Die 3-Sekunden-Regel ist universell relevant. In den ersten Sekunden musst du das Problem adressieren und klarmachen, ob dein Inhalt relevant ist. Plattformen wie LinkedIn oder Instagram bewerten Inhalte stark nach diesem ersten Abrufverhalten. Ein Podcast ist eher eine Ausnahme, weil Hörer hier mehr Zeit geben.

Messung und schnell testen

Entweder du hast schon Daten und analysierst, welche Kanäle Anfragen liefern, wie lange Besucher bleiben und welche Touchpoints konvertieren. Oder du startest schnell mit einem Test auf einer Plattform, sammelst zielgerichtete Daten und optimierst. Wichtig ist Qualität der Views statt reine Reichweite.

Die Methode von mad.Design kurz erklärt

Unser Kernangebot ist die Optimierung von Websites und digitalen Plattformen mit dem Ziel, die Abhängigkeit vom Empfehlungsgeschäft zu reduzieren. Die Idee ist:

  • Website als Conversion Zentrale nutzen
  • Methoden und Resultate klar kommunizieren
  • Plattformen gezielt für Awareness oder Eignungsprüfung nutzen
  • Langfristig organische Reichweite aufbauen um Klickkosten zu senken

Wenn du systematisch Anfragen generieren willst, ist die Kombination aus konvertierender Website und gezieltem Plattformeinsatz mein bevorzugter Weg.

Praktische Schritte für den Start

  • Berechne Opportunitätskosten intern genutzter Ressourcen.
  • Prüfe, ob nach deiner Firma gegoogelt wird und wie viele dieser Besuche konvertieren.
  • Definiere, welche Kundenreise du bedienen willst und welche Plattform dafür sinnvoll ist.
  • Optimiere Einstiegssignale für die ersten 3 Sekunden.
  • Starte schnell einen Test auf einer Plattform und messe relevante Kennzahlen für deine Zielgruppe.
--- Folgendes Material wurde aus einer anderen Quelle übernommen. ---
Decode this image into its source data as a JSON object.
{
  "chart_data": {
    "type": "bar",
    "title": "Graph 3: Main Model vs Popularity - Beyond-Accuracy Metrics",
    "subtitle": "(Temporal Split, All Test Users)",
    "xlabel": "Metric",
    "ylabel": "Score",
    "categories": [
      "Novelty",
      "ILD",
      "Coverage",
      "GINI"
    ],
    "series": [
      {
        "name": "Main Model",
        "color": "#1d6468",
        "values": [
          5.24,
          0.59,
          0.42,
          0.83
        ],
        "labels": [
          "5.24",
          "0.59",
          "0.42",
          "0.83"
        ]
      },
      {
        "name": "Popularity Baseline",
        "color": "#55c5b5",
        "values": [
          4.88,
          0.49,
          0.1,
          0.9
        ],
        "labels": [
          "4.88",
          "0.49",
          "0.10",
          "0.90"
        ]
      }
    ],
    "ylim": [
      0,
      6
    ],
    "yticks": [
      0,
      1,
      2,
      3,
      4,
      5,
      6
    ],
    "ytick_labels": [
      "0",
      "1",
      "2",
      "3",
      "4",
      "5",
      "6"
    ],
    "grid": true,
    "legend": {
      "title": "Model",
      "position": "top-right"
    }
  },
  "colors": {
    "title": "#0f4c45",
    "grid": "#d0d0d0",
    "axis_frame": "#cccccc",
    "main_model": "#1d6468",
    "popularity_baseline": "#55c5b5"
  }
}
Wenn du willst, schaue ich mir deine Webpräsenz an und wir sprechen über konkrete Hebel. Mehr zu mir und meinem Team findest du auf maddesign.media. Für ein erstes Gespräch zu deiner Situation kannst du auch omlg.de besuchen.

Abschluss

Kurz zusammengefasst empfehle ich, weniger auf kurzfristige Tricks zu setzen und stattdessen die Kundenreise, die 3-Sekunden-Regel und saubere Messung als Leitplanken zu nutzen. So machst du Marketing planbarer und weniger abhängig von Empfehlungen. 
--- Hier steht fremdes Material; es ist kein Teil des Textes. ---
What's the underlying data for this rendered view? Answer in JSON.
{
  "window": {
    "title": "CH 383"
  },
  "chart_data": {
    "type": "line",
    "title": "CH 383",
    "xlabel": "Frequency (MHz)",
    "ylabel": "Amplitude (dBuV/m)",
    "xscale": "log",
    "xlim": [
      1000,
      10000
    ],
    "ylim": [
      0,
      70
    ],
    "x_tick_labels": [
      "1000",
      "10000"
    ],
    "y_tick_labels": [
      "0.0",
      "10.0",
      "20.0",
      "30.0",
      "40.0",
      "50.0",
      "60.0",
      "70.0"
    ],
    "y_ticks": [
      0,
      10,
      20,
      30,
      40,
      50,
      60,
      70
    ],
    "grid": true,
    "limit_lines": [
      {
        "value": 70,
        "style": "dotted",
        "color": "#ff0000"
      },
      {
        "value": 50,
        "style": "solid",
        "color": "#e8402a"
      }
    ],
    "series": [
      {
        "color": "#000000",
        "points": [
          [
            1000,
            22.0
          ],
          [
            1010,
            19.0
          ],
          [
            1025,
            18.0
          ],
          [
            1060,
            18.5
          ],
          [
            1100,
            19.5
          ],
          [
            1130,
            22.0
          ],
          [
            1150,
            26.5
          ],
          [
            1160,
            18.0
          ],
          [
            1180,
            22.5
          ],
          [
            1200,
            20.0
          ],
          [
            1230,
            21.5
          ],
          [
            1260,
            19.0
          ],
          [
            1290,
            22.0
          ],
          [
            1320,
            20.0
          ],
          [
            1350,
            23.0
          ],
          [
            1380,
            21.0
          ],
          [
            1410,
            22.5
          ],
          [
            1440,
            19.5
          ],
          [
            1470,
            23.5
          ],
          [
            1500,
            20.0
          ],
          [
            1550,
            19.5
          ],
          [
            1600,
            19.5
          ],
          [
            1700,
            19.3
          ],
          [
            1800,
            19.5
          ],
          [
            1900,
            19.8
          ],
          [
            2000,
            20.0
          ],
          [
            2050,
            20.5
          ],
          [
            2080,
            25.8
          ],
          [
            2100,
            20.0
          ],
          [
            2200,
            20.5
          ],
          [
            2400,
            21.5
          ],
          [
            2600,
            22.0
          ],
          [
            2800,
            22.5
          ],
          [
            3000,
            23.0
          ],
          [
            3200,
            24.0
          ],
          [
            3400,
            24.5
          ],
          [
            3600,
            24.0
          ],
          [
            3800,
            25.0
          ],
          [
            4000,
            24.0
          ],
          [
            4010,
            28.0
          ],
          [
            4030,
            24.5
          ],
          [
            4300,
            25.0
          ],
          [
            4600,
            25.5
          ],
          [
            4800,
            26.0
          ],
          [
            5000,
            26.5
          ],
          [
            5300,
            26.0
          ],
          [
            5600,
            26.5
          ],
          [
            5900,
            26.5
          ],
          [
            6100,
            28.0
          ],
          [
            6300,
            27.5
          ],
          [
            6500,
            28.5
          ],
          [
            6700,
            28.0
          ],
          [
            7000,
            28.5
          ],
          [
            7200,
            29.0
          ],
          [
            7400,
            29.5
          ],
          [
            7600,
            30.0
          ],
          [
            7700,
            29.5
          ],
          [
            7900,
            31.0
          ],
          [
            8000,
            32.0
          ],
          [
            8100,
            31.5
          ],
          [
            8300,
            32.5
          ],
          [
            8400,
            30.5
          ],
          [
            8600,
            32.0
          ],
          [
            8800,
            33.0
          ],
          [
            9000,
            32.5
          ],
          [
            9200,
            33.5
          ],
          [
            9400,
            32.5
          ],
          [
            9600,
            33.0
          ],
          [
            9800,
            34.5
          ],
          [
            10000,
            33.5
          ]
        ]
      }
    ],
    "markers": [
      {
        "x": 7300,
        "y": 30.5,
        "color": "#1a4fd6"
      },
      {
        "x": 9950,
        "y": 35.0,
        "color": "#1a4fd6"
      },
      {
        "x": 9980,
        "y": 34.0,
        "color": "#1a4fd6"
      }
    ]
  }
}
Warum sind Empfehlungen allein keine stabile Grundlage für Kundengewinnung?

Empfehlungen sind wertvoll, aber unplanbar. Für nachhaltiges Wachstum brauchst du skalierbare und messbare Maßnahmen, die Reichweite liefern und systematisch in Anfragen und Conversions verwandeln. Nur so wird Marketing planbar und weniger abhängig von Zufällen.

Sind unbezahlte Kanäle wirklich kostenlos?

Nein. Unbezahlte Kanäle verursachen Opportunitätskosten: interne Arbeitszeit für Content, Koordination oder externe Agenturleistungen müssen in die Kalkulation einfließen. Berücksichtige diese Kosten, wenn du Kanalentscheidungen und ROI bewertest.

Was ist die 3‑Sekunden‑Regel und wie setze ich sie um?

Die 3‑Sekunden‑Regel besagt: Innerhalb der ersten Sekunden muss klar sein, welches Problem du löst und für wen. Praktisch heißt das: starke Headline/Visual, klares Value‑Statement oben auf der Seite oder im Post-Teaser und sofort sichtbare Handlungsaufforderung. Teste Vorschaubilder, erste Sätze und Above‑the‑Fold-Inhalte auf jeder Plattform.

Wie strukturiere ich Inhalte entlang der Kundenreise?

Gliedere Inhalte nach drei Phasen: 1) Problem & Recherche: erklärende Inhalte und SEO‑Artikel; 2) Prüfung von Lösungsansätzen: Methodenerklärungen, Vergleiche, Case Studies; 3) Angebotsprüfung: Anbieterinformationen, Prozessbeschreibungen, Ergebnisse und Preis‑/Leistungsverhältnis. Passe Format und Plattform an die jeweilige Phase an.

Warum sollte die Website der Dreh‑ und Angelpunkt für Anfragen sein?

Die Website ist ein dauerhaftes Asset, das Vertrauen schafft, deine Methode und Resultate erklärt und Anfragen bündelt. Richtig optimiert reduziert sie langfristig Klickkosten durch organische Reichweite und erhöht die Conversion‑Rate im Vergleich zu rein kurzfristigen Landingpage‑Aktionen.

Wie starte ich schnell mit Tests und welche Kennzahlen sind wichtig?

Entweder du analysierst vorhandene Daten (Trafficquellen, Verweildauer, Conversionpfade) oder du startest rasch einen Plattformtest. Messe gezielt: qualitativ hochwertige Views, Klickrate, Conversion‑Rate (Leads/Anfragen), Cost per Lead und relevante Touchpoints. Priorisiere Optimierung der Einstiegs‑Signale und iteriere basierend auf diesen Kennzahlen.